If another person has an addiction, a problem, a feeling, or a self-defeating behavior, that is their property, not ours. If someone is a martyr, immersed in negativity, controlling, or manipulative, that is their issue, not ours.
If someone has acted and experienced a particular consequence, both the behavior and the consequence belong to that person.
If someone is in denial or cannot think clearly on a particular issue, that confusion belongs to him or her.
If someone has a limited or impaired ability to love or care, that is his or her property, not ours. If someone has no approval or nurturing to give away, that is that person’s property.

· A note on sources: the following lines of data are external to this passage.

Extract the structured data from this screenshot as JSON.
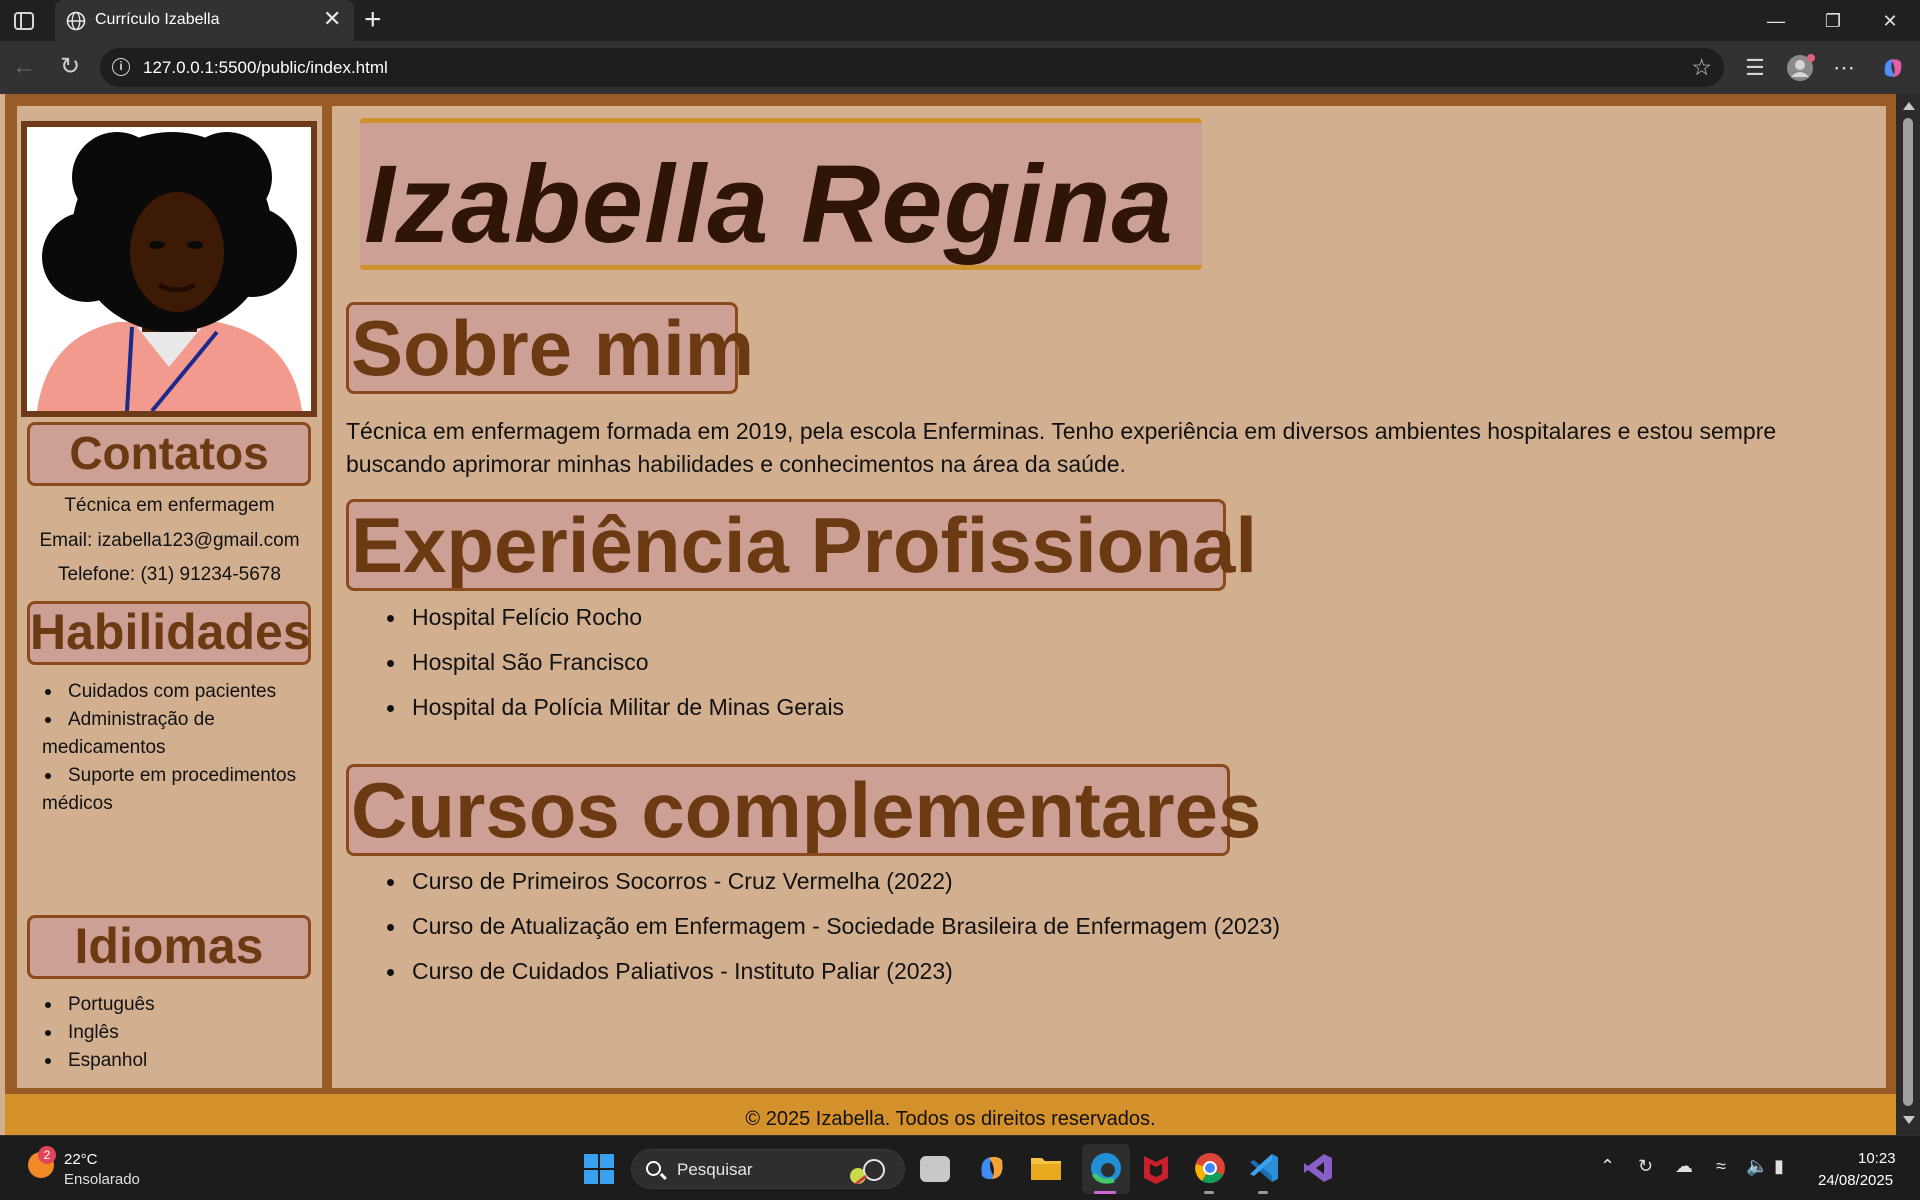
{
  "browser": {
    "tab_title": "Currículo Izabella",
    "url": "127.0.0.1:5500/public/index.html",
    "tab_close": "✕",
    "new_tab": "+"
  },
  "page": {
    "name": "Izabella Regina",
    "sidebar": {
      "contacts_heading": "Contatos",
      "role": "Técnica em enfermagem",
      "email": "Email: izabella123@gmail.com",
      "phone": "Telefone: (31) 91234-5678",
      "skills_heading": "Habilidades",
      "skills": [
        "Cuidados com pacientes",
        "Administração de medicamentos",
        "Suporte em procedimentos médicos"
      ],
      "languages_heading": "Idiomas",
      "languages": [
        "Português",
        "Inglês",
        "Espanhol"
      ]
    },
    "about": {
      "heading": "Sobre mim",
      "text": "Técnica em enfermagem formada em 2019, pela escola Enferminas. Tenho experiência em diversos ambientes hospitalares e estou sempre buscando aprimorar minhas habilidades e conhecimentos na área da saúde."
    },
    "experience": {
      "heading": "Experiência Profissional",
      "items": [
        "Hospital Felício Rocho",
        "Hospital São Francisco",
        "Hospital da Polícia Militar de Minas Gerais"
      ]
    },
    "courses": {
      "heading": "Cursos complementares",
      "items": [
        "Curso de Primeiros Socorros - Cruz Vermelha (2022)",
        "Curso de Atualização em Enfermagem - Sociedade Brasileira de Enfermagem (2023)",
        "Curso de Cuidados Paliativos - Instituto Paliar (2023)"
      ]
    },
    "footer": "© 2025 Izabella. Todos os direitos reservados."
  },
  "taskbar": {
    "weather_badge": "2",
    "weather_temp": "22°C",
    "weather_desc": "Ensolarado",
    "search_placeholder": "Pesquisar",
    "time": "10:23",
    "date": "24/08/2025"
  },
  "colors": {
    "page_bg": "#d2b08f",
    "frame": "#9a5c27",
    "heading_bg": "#cda096",
    "heading_text": "#6b3a12",
    "name_text": "#2e1505",
    "accent_gold": "#d4912b"
  }
}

People’s lies, deceptions, tricks, manipulations, abusive behaviors, cheating behaviors, and tacky behaviors belong to them too. Not us.
People’s hopes and dreams are their property. Their guilt belongs to them too. Their happiness or misery is also theirs. So are their beliefs and messages.
If some people don’t like themselves, that is their choice. Other people’s choices are their property, not ours.
What people choose to say and do is their business.
What is our property? Our property includes our behaviors, problems, feelings, happiness, misery, choices and messages; our ability to love, care, and nurture; our thoughts, our denial; our hopes and dreams for ourselves. Whether we allow ourselves to be controlled, manipulated, deceived, or mistreated is our business.
Learning an appropriate sense of ownership is our responsibility. If something isn’t ours, we don’t take it. If we take it, we learn to give it back. Let other people have their property, and learn to own and take good care of what’s ours.
Affirmation – Today I will work to develop a clear sense of what belongs to me, and what doesn’t. If it’s not mine, I won’t keep it. I will deal with myself, my issues, and my responsibilities. I will take my hands off what is not mine.
Excerpt from “The Language of Letting Go” by Melody Beattie.